House officers were the doctors members of the public saw on a daily basis. They manage interns and patients, take blood, and do the necessary daily tasks. Most of the house officers, he said, were locum doctors and they worked in most of the hospital departments including surgery, accident and emergency, medicine, urology and others.
He explained that there were four positions at a hospital – the interns who recently finished medical school, house officers, residents who were usually permanent, and consultants and heads of departments.
“The house officer is the first person you tend to see. They would be the one you see if you were to come in with an emergency at night. They are in the hospital all the time. The house officer would call and communicate about the patient to the resident, and they or the consultant will come in at night or the morning to see the patient.”
He added that there was a sharp increase in the amount of work because of the covid19 pandemic.
Some of the locum doctors who worked in the Accident and Emergency departments dealt primarily with covid19 patients, while some locum doctors worked in the parallel health care system at hospitals and step down facilities.
Because they had no sick leave, they had to work while they were sick. Because they worked with covid19 patients, they limited their interaction with their families and friends. Because they did not have vacation they could not recharge themselves or spend time with family members.
The situation was exacerbated by their shift system where they usually had to work the mornings or the nights of their “days off” so they technically did not get days off. Most of the time they took those hours to rest and maybe run some errands.
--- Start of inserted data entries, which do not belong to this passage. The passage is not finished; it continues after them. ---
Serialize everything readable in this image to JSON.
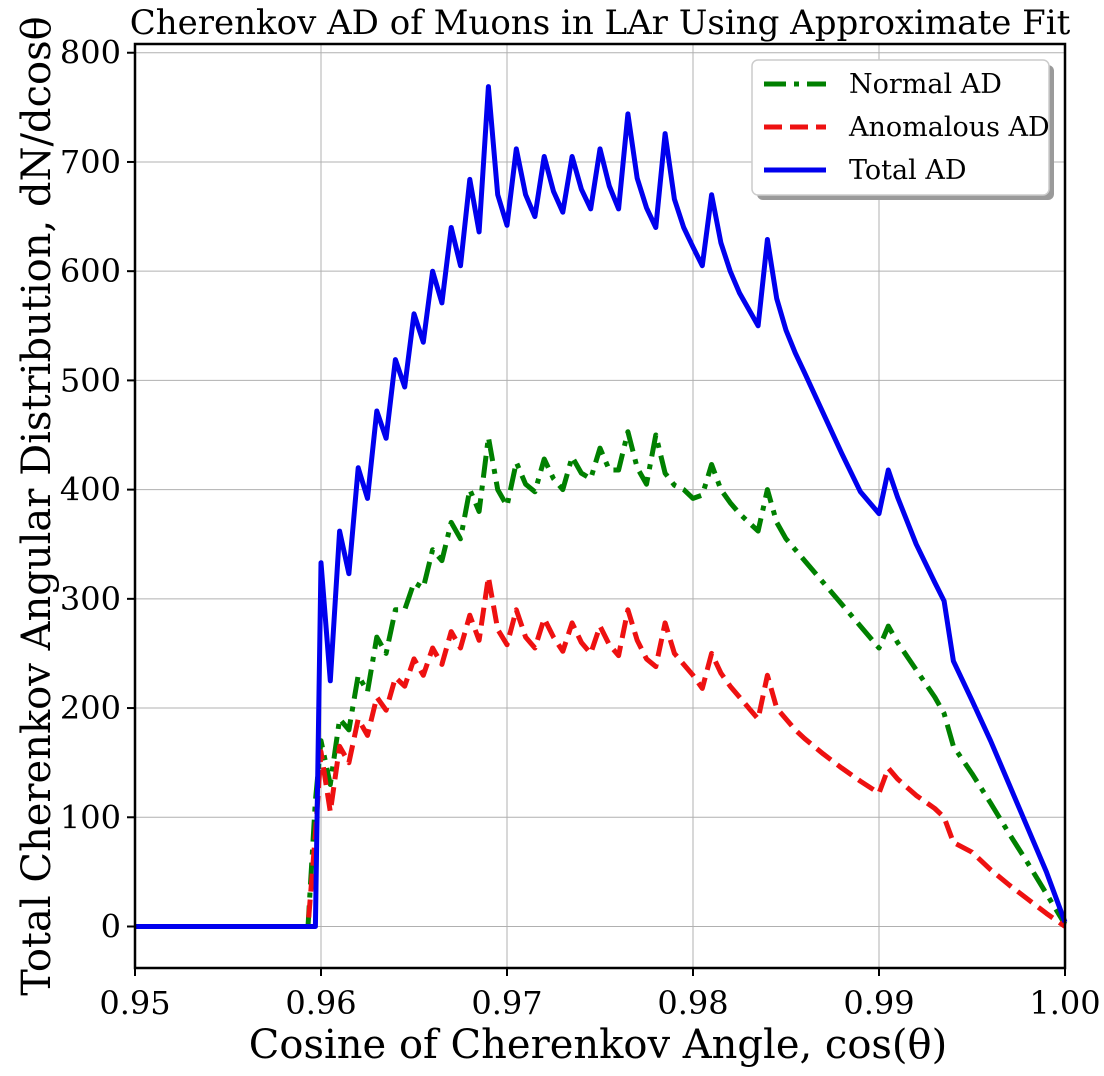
{
  "chart_data": {
    "type": "line",
    "title": "Cherenkov AD of Muons in LAr Using Approximate Fit",
    "xlabel": "Cosine of Cherenkov Angle, cos(θ)",
    "ylabel": "Total Cherenkov Angular Distribution, dN/dcosθ",
    "xlim": [
      0.95,
      1.0
    ],
    "ylim": [
      -38,
      808
    ],
    "xticks": [
      0.95,
      0.96,
      0.97,
      0.98,
      0.99,
      1.0
    ],
    "xtick_labels": [
      "0.95",
      "0.96",
      "0.97",
      "0.98",
      "0.99",
      "1.00"
    ],
    "yticks": [
      0,
      100,
      200,
      300,
      400,
      500,
      600,
      700,
      800
    ],
    "ytick_labels": [
      "0",
      "100",
      "200",
      "300",
      "400",
      "500",
      "600",
      "700",
      "800"
    ],
    "grid": true,
    "legend_position": "top-right",
    "series": [
      {
        "name": "Normal AD",
        "color": "#008000",
        "dash": "dashdot",
        "x": [
          0.95,
          0.9593,
          0.9597,
          0.96,
          0.9605,
          0.961,
          0.9615,
          0.962,
          0.9625,
          0.963,
          0.9635,
          0.964,
          0.9645,
          0.965,
          0.9655,
          0.966,
          0.9665,
          0.967,
          0.9675,
          0.968,
          0.9685,
          0.969,
          0.9695,
          0.97,
          0.9705,
          0.971,
          0.9715,
          0.972,
          0.9725,
          0.973,
          0.9735,
          0.974,
          0.9745,
          0.975,
          0.9755,
          0.976,
          0.9765,
          0.977,
          0.9775,
          0.978,
          0.9785,
          0.979,
          0.9795,
          0.98,
          0.9805,
          0.981,
          0.9815,
          0.982,
          0.9825,
          0.983,
          0.9835,
          0.984,
          0.9845,
          0.985,
          0.9855,
          0.986,
          0.987,
          0.988,
          0.989,
          0.99,
          0.9905,
          0.991,
          0.992,
          0.993,
          0.9935,
          0.994,
          0.995,
          0.996,
          0.997,
          0.998,
          0.999,
          1.0
        ],
        "y": [
          0,
          0,
          115,
          170,
          130,
          190,
          180,
          230,
          215,
          265,
          250,
          290,
          290,
          315,
          310,
          345,
          335,
          370,
          355,
          400,
          380,
          448,
          400,
          385,
          425,
          405,
          398,
          428,
          410,
          400,
          430,
          415,
          410,
          438,
          418,
          418,
          453,
          420,
          405,
          450,
          415,
          404,
          400,
          392,
          395,
          423,
          400,
          388,
          378,
          370,
          362,
          400,
          370,
          355,
          345,
          335,
          315,
          295,
          275,
          255,
          275,
          260,
          235,
          210,
          195,
          165,
          140,
          113,
          85,
          58,
          30,
          2
        ]
      },
      {
        "name": "Anomalous AD",
        "color": "#ee1111",
        "dash": "dashed",
        "x": [
          0.95,
          0.9593,
          0.9597,
          0.96,
          0.9605,
          0.961,
          0.9615,
          0.962,
          0.9625,
          0.963,
          0.9635,
          0.964,
          0.9645,
          0.965,
          0.9655,
          0.966,
          0.9665,
          0.967,
          0.9675,
          0.968,
          0.9685,
          0.969,
          0.9695,
          0.97,
          0.9705,
          0.971,
          0.9715,
          0.972,
          0.9725,
          0.973,
          0.9735,
          0.974,
          0.9745,
          0.975,
          0.9755,
          0.976,
          0.9765,
          0.977,
          0.9775,
          0.978,
          0.9785,
          0.979,
          0.9795,
          0.98,
          0.9805,
          0.981,
          0.9815,
          0.982,
          0.9825,
          0.983,
          0.9835,
          0.984,
          0.9845,
          0.985,
          0.9855,
          0.986,
          0.987,
          0.988,
          0.989,
          0.99,
          0.9905,
          0.991,
          0.992,
          0.993,
          0.9935,
          0.994,
          0.995,
          0.996,
          0.997,
          0.998,
          0.999,
          1.0
        ],
        "y": [
          0,
          0,
          85,
          160,
          105,
          165,
          150,
          190,
          175,
          210,
          198,
          228,
          220,
          245,
          230,
          255,
          240,
          270,
          255,
          285,
          262,
          320,
          272,
          258,
          290,
          265,
          255,
          282,
          265,
          252,
          278,
          260,
          250,
          275,
          258,
          248,
          290,
          262,
          245,
          238,
          278,
          250,
          240,
          230,
          218,
          250,
          232,
          220,
          210,
          200,
          190,
          230,
          200,
          190,
          180,
          172,
          158,
          145,
          133,
          122,
          145,
          135,
          120,
          108,
          100,
          77,
          68,
          52,
          38,
          25,
          12,
          0
        ]
      },
      {
        "name": "Total AD",
        "color": "#0000ee",
        "dash": "solid",
        "x": [
          0.95,
          0.9593,
          0.9597,
          0.96,
          0.9605,
          0.961,
          0.9615,
          0.962,
          0.9625,
          0.963,
          0.9635,
          0.964,
          0.9645,
          0.965,
          0.9655,
          0.966,
          0.9665,
          0.967,
          0.9675,
          0.968,
          0.9685,
          0.969,
          0.9695,
          0.97,
          0.9705,
          0.971,
          0.9715,
          0.972,
          0.9725,
          0.973,
          0.9735,
          0.974,
          0.9745,
          0.975,
          0.9755,
          0.976,
          0.9765,
          0.977,
          0.9775,
          0.978,
          0.9785,
          0.979,
          0.9795,
          0.98,
          0.9805,
          0.981,
          0.9815,
          0.982,
          0.9825,
          0.983,
          0.9835,
          0.984,
          0.9845,
          0.985,
          0.9855,
          0.986,
          0.987,
          0.988,
          0.989,
          0.99,
          0.9905,
          0.991,
          0.992,
          0.993,
          0.9935,
          0.994,
          0.995,
          0.996,
          0.997,
          0.998,
          0.999,
          1.0
        ],
        "y": [
          0,
          0,
          0,
          333,
          225,
          362,
          323,
          420,
          392,
          472,
          447,
          519,
          494,
          561,
          535,
          600,
          571,
          640,
          605,
          684,
          636,
          769,
          670,
          642,
          712,
          670,
          650,
          705,
          673,
          654,
          705,
          675,
          657,
          712,
          678,
          657,
          744,
          685,
          658,
          640,
          726,
          666,
          640,
          622,
          605,
          670,
          626,
          600,
          580,
          565,
          550,
          629,
          575,
          546,
          525,
          507,
          470,
          433,
          398,
          378,
          418,
          393,
          350,
          315,
          298,
          243,
          207,
          170,
          130,
          90,
          50,
          4
        ]
      }
    ]
  }
}
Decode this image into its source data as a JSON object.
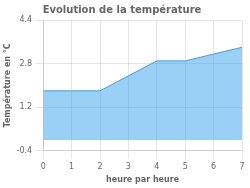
{
  "chart_data": {
    "type": "area",
    "title": "Evolution de la température",
    "xlabel": "heure par heure",
    "ylabel": "Température en °C",
    "x": [
      0,
      1,
      2,
      3,
      4,
      5,
      6,
      7
    ],
    "values": [
      1.8,
      1.8,
      1.8,
      2.35,
      2.9,
      2.9,
      3.15,
      3.4
    ],
    "xlim": [
      0,
      7
    ],
    "ylim": [
      -0.4,
      4.4
    ],
    "xticks": [
      0,
      1,
      2,
      3,
      4,
      5,
      6,
      7
    ],
    "yticks": [
      -0.4,
      1.2,
      2.8,
      4.4
    ],
    "grid": true
  }
}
The pandemic, he said, was an added strain as, not only did many of them have to deal with the donning and doffing of personal protective equipment, but they had to see people die on a daily basis which had an emotional and mental impact on them.
They also had difficulties accessing financial services since their contracts were renewed every few months. So, even though they had been working constantly for two to four years, they were still considered to be temporary. Therefore, they could not access credit cards, loans or mortgages.
“A big hang up for us is that we are doing the same work as our colleagues who have permanent contracts. But they would be able to take vacation, use their sick days, and they also get paid approximately $1,200 more a month due to gratuities and allowances.”
They were also concerned for their jobs if they got seriously sick. He said locum doctors who got covid19 were given their quarantine time and returned to work. But he knew of doctors who contracted tuberculosis while working at the hospitals and, since they had to be at home for six months, their contracts were not renewed and they were replaced.
He added that he did some research and believed it was illegal to keep a locum working for more than year without giving them permanent status.
“We feel left out and unappreciated, especially when the minister (of Health, Terrence Deyalsingh) expresses gratitude for the doctors, and that time the public came out and clapped for the health care workers because the health care workers are still suffering.”